Dispatch cost is the primary thing JIT compilation eliminates. It's also the primary thing that makes one interpreter design faster than another.
What makes up dispatch cost¶
For a classic big-switch VM:
while (ip < len) {
switch (code[ip].opcode) { // ← dispatch: fetch + branch
case OP_ADD:
... // ← actual work
break;
}
ip++;
}
The dispatch step includes:
- Opcode fetch — load from instruction stream into register.
- Bounds check + loop overhead on the
while. - Switch branch — indirect jump (jump table) or cascaded compare-and-branch (binary search).
- Return to dispatch loop — after the case executes, control
flows back through the
break+ loop header for the next iteration. - Branch predictor pressure. The switch's indirect jump tends to cluster on one target per workload ("sticky branch"), which helps, but type-mixed workloads can thrash the BTB.
How dispatch cost varies by design¶
| Design | Dispatch cost | Notes |
|---|---|---|
| AST interpreter | Very high | Recursive function call per node; register spillage; type dispatch inside each node |
| Big-switch VM (C/C++) | Low | Jump table from compiler; usually near-optimal |
| Big-switch VM (Go) | Medium-high | Switch often compiles to binary-search; see concepts/jump-table-vs-binary-search-dispatch |
| Tail-call interpreter | Very low | musttail makes dispatch a single indirect jump; Python 3.14 reports ~30% improvement |
| Callback-slice interpreter (Go) | Low-medium | One indirect call per opcode; no switch; closure captures state |
| JIT native code | ~zero | Straight-line machine code with no dispatch |
The dispatch-overhead-share threshold¶
The PlanetScale post canonicalises a rule of thumb:
"JIT compilers are important for programming languages where their bytecode operations can be optimized into a very low level of abstraction (e.g. where an 'add' operator only has to perform a native x64 ADD). In these cases, the overhead of dispatching instructions becomes so dominant that replacing the VM's loop with a block of JITted code makes a significant performance difference. However, for SQL expressions, and even after our specialization pass, most of the operations remain extremely high level … The overhead of instruction dispatch, as measured in our benchmarks, is less than 20%."
Decision rule:
- Dispatch share >30% of runtime → JIT is justified. The VM can never catch up to native code while dispatch dominates.

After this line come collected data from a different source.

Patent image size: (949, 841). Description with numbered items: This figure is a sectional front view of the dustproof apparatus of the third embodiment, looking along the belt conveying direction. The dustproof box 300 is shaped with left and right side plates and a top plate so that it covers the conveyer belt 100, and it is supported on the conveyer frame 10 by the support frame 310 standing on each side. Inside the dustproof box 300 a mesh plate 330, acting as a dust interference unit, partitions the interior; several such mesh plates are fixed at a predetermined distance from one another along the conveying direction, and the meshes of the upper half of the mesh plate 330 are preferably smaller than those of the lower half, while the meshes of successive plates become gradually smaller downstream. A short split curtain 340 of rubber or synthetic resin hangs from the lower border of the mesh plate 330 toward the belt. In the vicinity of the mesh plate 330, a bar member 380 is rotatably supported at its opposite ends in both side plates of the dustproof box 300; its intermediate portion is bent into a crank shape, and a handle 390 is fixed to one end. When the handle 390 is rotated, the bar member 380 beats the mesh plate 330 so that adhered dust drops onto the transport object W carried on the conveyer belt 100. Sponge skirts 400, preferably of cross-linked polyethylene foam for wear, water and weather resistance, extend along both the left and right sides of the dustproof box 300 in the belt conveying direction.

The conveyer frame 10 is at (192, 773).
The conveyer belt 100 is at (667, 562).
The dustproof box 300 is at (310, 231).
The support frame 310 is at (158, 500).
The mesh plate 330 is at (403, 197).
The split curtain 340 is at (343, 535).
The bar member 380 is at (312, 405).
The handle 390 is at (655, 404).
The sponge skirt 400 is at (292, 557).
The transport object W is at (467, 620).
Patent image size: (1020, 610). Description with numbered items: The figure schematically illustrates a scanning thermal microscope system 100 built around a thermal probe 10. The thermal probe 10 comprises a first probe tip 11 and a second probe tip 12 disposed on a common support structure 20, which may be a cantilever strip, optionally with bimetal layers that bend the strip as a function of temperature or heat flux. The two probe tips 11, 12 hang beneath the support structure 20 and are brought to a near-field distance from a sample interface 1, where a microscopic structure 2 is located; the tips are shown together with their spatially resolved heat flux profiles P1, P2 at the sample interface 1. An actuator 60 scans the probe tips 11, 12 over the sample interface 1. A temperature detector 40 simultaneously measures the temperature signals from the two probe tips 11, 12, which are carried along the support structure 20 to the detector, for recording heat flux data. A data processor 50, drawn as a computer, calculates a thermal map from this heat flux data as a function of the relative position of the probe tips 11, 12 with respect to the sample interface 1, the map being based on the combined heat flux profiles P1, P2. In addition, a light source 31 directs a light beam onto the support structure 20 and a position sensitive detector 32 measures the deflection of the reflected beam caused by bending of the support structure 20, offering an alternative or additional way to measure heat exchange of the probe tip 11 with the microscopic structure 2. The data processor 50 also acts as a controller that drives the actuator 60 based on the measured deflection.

- Dispatch share <20% → stay in the VM. JIT adds substantial engineering cost (code generation, relocation, invalidation, security surface, multi-arch) that won't be repaid.
How to measure dispatch cost¶
- Build an alternate implementation of a hot opcode that does no work (returns immediately) and measure the slowdown vs a no-op VM loop — that's dispatch cost.
- Use
perf statcounters (branches,branch-misses,iTLB-load-misses) to characterise how well the dispatch loop plays with the CPU frontend. - Compare median bytecode instruction size (in native instructions the interpreter issues per opcode) against the opcode body size.
Consequences on language design¶
- Coarser opcodes amortise dispatch cost. If an opcode does substantial work (e.g. "match a JSON path", "format a decimal"), dispatch is a small tax. If an opcode does trivial work (e.g. "add two 32-bit ints"), dispatch dominates and JIT becomes the only way forward.
- Stack VMs vs register VMs. Register VMs typically have fewer opcodes per program (2x–5x reduction) because each opcode can reach into operand memory directly, amortising dispatch. Most modern JIT-targeting VMs (Dalvik, LuaJIT) are register-based for this reason.
Seen in¶
- sources/2025-04-05-planetscale-faster-interpreters-in-go-catching-up-with-cpp — canonical benchmark of dispatch cost as a share of VM runtime. Vitess's measurement of <20% dispatch share drives the explicit rejection of JIT for SQL expression evaluation.